The egg samples are digested in 5 ml of concentrated nitric acid. Following digestion, 1 ml concentrated hydrochloric acid is added and the mixture is diluted to 50.0 ml with water. The mercury is quantified using an Agilent 8800 ICP-MS-MS in oxygen reaction mode.

Quality

The laboratory is accredited for analyses of pollutants and regularly takes part in international proficiency testing schemes.

Standard reference materials and blank samples are analysed at the same time as the egg samples. This, together with the limit of detection and limit of quantification, form part of the quality control.

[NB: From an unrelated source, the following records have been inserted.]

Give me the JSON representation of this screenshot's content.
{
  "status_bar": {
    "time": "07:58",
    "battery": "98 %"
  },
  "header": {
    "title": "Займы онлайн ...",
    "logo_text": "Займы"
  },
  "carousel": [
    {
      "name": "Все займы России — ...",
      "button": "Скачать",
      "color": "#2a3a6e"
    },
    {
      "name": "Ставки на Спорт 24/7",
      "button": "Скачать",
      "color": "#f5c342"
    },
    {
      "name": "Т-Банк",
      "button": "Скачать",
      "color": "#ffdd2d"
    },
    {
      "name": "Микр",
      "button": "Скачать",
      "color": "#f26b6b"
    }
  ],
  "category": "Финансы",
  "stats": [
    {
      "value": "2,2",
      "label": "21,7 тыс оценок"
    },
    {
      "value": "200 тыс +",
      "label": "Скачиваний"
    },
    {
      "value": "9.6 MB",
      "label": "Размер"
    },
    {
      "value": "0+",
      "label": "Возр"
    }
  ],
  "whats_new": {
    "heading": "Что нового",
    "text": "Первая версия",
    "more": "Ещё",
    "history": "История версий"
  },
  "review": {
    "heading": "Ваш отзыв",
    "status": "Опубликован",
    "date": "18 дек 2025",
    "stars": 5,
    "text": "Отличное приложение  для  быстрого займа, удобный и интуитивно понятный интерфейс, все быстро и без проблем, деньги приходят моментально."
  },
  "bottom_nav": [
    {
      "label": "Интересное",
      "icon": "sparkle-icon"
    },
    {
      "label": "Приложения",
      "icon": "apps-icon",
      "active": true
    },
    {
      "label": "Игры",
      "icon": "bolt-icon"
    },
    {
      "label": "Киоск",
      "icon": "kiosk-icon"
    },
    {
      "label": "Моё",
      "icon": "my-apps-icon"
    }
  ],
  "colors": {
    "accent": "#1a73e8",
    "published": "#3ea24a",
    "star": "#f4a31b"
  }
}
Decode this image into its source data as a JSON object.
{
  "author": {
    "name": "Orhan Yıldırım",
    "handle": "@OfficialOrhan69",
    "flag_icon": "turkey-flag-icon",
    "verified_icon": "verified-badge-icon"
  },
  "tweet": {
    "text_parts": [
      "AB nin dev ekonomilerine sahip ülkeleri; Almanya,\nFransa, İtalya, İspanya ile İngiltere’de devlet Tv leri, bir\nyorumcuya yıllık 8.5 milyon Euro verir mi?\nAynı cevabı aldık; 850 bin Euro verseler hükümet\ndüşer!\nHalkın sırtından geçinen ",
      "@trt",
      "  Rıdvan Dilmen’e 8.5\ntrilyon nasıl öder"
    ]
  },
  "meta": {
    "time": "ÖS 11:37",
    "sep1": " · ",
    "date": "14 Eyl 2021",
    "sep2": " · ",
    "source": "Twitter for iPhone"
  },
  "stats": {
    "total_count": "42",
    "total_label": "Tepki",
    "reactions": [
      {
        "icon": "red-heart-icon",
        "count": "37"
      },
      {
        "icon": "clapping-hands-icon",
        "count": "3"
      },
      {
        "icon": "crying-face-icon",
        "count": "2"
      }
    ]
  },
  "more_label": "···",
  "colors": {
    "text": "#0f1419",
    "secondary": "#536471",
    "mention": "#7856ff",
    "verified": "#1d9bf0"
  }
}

Since the data are only collected every 5th year, the analysis will fail to give information on the variation in the concentration of pollutants from year to year. When the time series is being analysed, allowance must therefore be made for the possibility that year-to-year variations are not being detected.

It will therefore take a long time to prove changes in the time series because it is difficult to be certain that the difference between two measured points is due to an actual change or a random variation.

Other metadata

The Norwegian Polar Institute’s data service

Reference level and action level

No limits have been set for metals in living organisms. Mercury is an element that is found naturally, but combustion of fossil fuels has caused the mercury levels to rise after the Industrial Revolution.

Threshold limits

As the Brünnich’s guillemot is a protected species, it is not used as human food. Hence, no limits have been set for the content of mercury or other pollutants in the Brünnich’s guillemot.

The heavy metals, cadmium, mercury and lead, are regulated through the Heavy Metal Protocol of 1998 (LRTAP Convention). Mercury emissions have been reduced in North America and Europe since the 1990s, but emissions in Asia have risen sharply.